Concern over electricity bill shock due to Eskom tariff changes

By Jamie McKane for MyBroadband

Eskom’s proposed electricity tariff changes could see the electricity bill of average South Africans skyrocket, according to energy expert Ted Blom.

Eskom itself has rebutted these projections, however, stating that while certain customers may pay more and others less, the change will not lead to an increase in its revenue.

The power utility plans to reduce the electricity tariff for the peak winter months and hike tariffs for electricity usage during its summer period.

It has also said it wants to replace the inclining block rate tariff system with a new system that charges fixed network costs regardless of usage and separate electricity usage costs.

The inclining block rate system currently means that South African households that use more electricity pay more per kWh than those which use a lower amount of electricity every month.

Removing this would mean that all households would pay the same per kWh of electricity usage, regardless of how much they use each month.

Potential for massive bill shock – Ted Blom
Eskom has said these proposed tariff changes are being implemented to bring the prices consumers pay for electricity in line with the efficient cost of producing power.

Blom, however, has warned that those who do not use much electricity every month may see a significant increase in their monthly electricity bill.

This is because while Eskom has said it will reduce winter tariffs, it only charges these tariffs for three months of the year. During the rest of the year, it charges summer season tariffs, which it has said it plans to hike.

Blom says that depending on how much these tariffs are altered, this may result in a net increase in consumer electricity bills per year.

Additionally, the introduction of a fixed network cost could see those who use relatively little electricity paying much more than they currently do, Blom said.

This is because they will be required to pay fixed monthly costs for being connected to the electricity grid, and this charge will be incurred no matter how much they try to save on electricity usage.

These changes will be most felt by households that use electricity sparingly, Blom said.

Speaking to eNCA, Blom said households that cannot afford to buy a lot of electricity will face a heavy burden if Eskom goes through with these changes.

“Eskom hasn’t provided the exact breakdown, but as an example – on the first 300kWh of electricity, where you used to pay R1.29 you could now pay closer to R2, and that will double the average person’s electricity bill,” he said.

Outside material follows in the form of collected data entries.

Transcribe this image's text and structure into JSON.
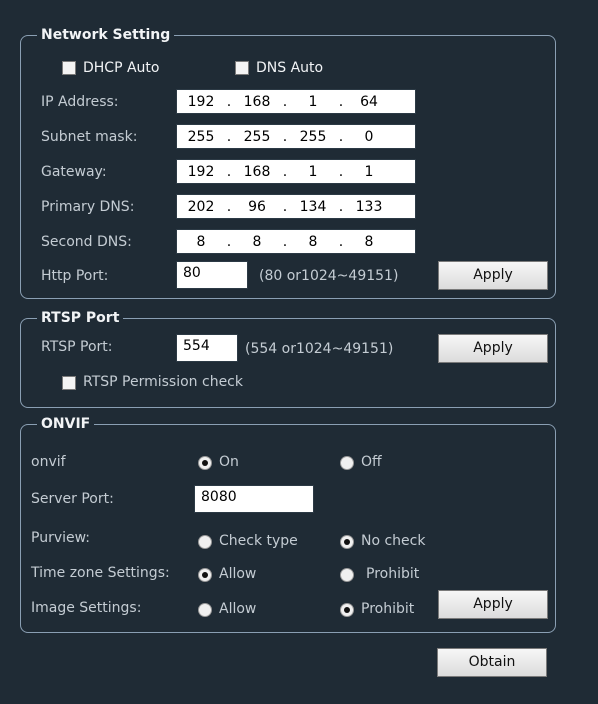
{
  "network": {
    "title": "Network Setting",
    "dhcp_label": "DHCP Auto",
    "dns_label": "DNS Auto",
    "ip_label": "IP Address:",
    "ip": [
      "192",
      "168",
      "1",
      "64"
    ],
    "subnet_label": "Subnet mask:",
    "subnet": [
      "255",
      "255",
      "255",
      "0"
    ],
    "gateway_label": "Gateway:",
    "gateway": [
      "192",
      "168",
      "1",
      "1"
    ],
    "primary_dns_label": "Primary DNS:",
    "primary_dns": [
      "202",
      "96",
      "134",
      "133"
    ],
    "second_dns_label": "Second DNS:",
    "second_dns": [
      "8",
      "8",
      "8",
      "8"
    ],
    "http_port_label": "Http Port:",
    "http_port": "80",
    "http_port_hint": "(80 or1024~49151)",
    "apply_label": "Apply"
  },
  "rtsp": {
    "title": "RTSP Port",
    "port_label": "RTSP Port:",
    "port": "554",
    "port_hint": "(554 or1024~49151)",
    "permission_label": "RTSP Permission check",
    "apply_label": "Apply"
  },
  "onvif": {
    "title": "ONVIF",
    "onvif_label": "onvif",
    "on_label": "On",
    "off_label": "Off",
    "server_port_label": "Server Port:",
    "server_port": "8080",
    "purview_label": "Purview:",
    "check_type_label": "Check type",
    "no_check_label": "No check",
    "timezone_label": "Time zone Settings:",
    "allow_label": "Allow",
    "prohibit_label": "Prohibit",
    "image_label": "Image Settings:",
    "apply_label": "Apply"
  },
  "obtain_label": "Obtain"
}
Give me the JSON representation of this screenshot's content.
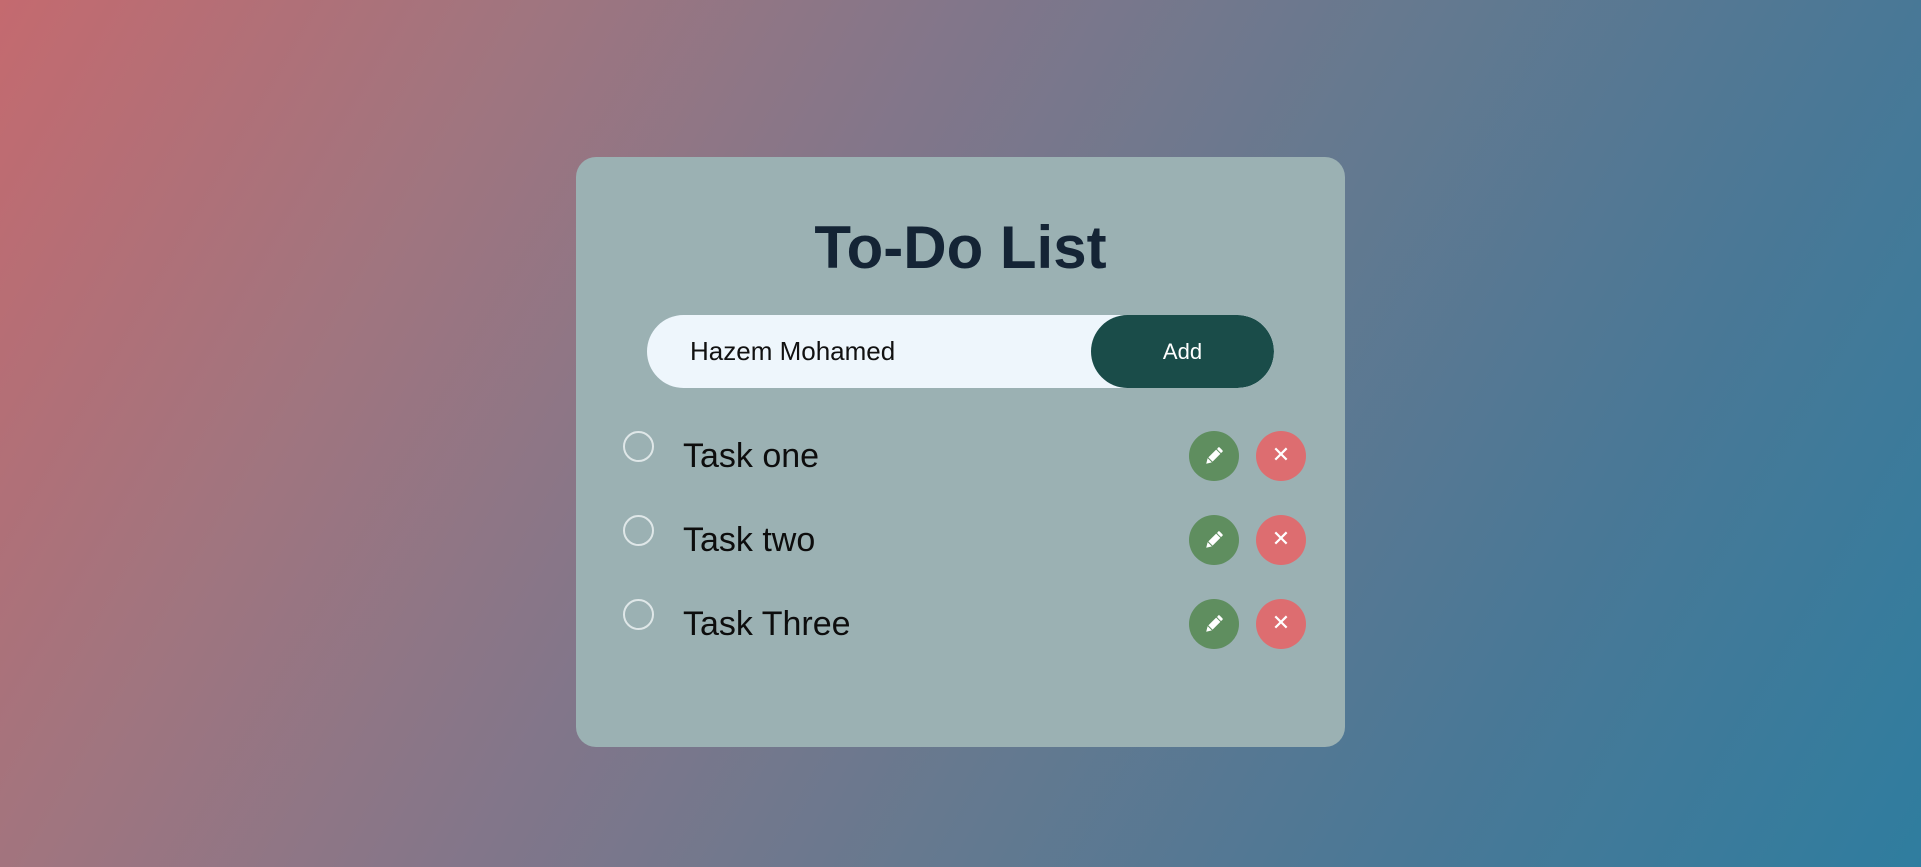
{
  "app": {
    "title": "To-Do List"
  },
  "form": {
    "input_value": "Hazem Mohamed",
    "add_label": "Add"
  },
  "tasks": [
    {
      "text": "Task one",
      "completed": false
    },
    {
      "text": "Task two",
      "completed": false
    },
    {
      "text": "Task Three",
      "completed": false
    }
  ],
  "icons": {
    "checkbox": "circle-outline-icon",
    "edit": "pencil-icon",
    "delete": "x-icon"
  },
  "colors": {
    "background_start": "#c46a6f",
    "background_end": "#2f7d9f",
    "card": "#9bb1b3",
    "title": "#142435",
    "add_button": "#1a4c49",
    "edit_button": "#5f8e5f",
    "delete_button": "#dd6d70"
  }
}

Some customers might pay more or less – Eskom
Speaking to eNCA following Blom’s statements, Eskom electricity pricing specialist Shirley Salvodi said that the changes to the summer and winter tariffs would be revenue-neutral for Eskom.

“The sum of all the changes we are making equals the Nersa-approved revenue requirements,” Salvodi said. “So by slightly reducing the winter rates and increasing the rates for the nine months in the summer, the sum of the two changes is revenue-neutral for Eskom.”

“But some customers might pay more or less, depending on their profile.”

Regarding the inclining block rate tariff changes, Salvodi argued that the projection that some customers will pay double is not strictly correct.

“The statement made that some customers are going to pay double is a bit misleading,” she said. “There are many customers that are actually going to see benefits from the changes we are proposing.”

In response to questions from MyBroadband, Eskom spokesperson Sikonathi Mantshantsha elaborated on Salvodi’s previous statements.

“The proposed change to our tariffs structure, reducing the three winter months and increasing the nine summer months, is calculated in such a way that the same amount of revenue will be received by Eskom,” he said.

“Eskom will not be earning any additional revenue from this change, and all of the changes must be approved by regulator NERSA.”

Removing the inclining block tariffs and the reasons are clearly spelt out in the power utility’s submission, Mantshantsha said.

“I encourage customers and Mr Ted Blom to read the document, understand the numbers and use the models Eskom has provided on our website.”

Mantshantsha added that customers who do not use a lot of electricity will not be required to pay these fixed charges.

“A point to note is that Eskom is not proposing to introduce fixed charges for low consumption customers, so there is always this tariff option available for these customers,” he said.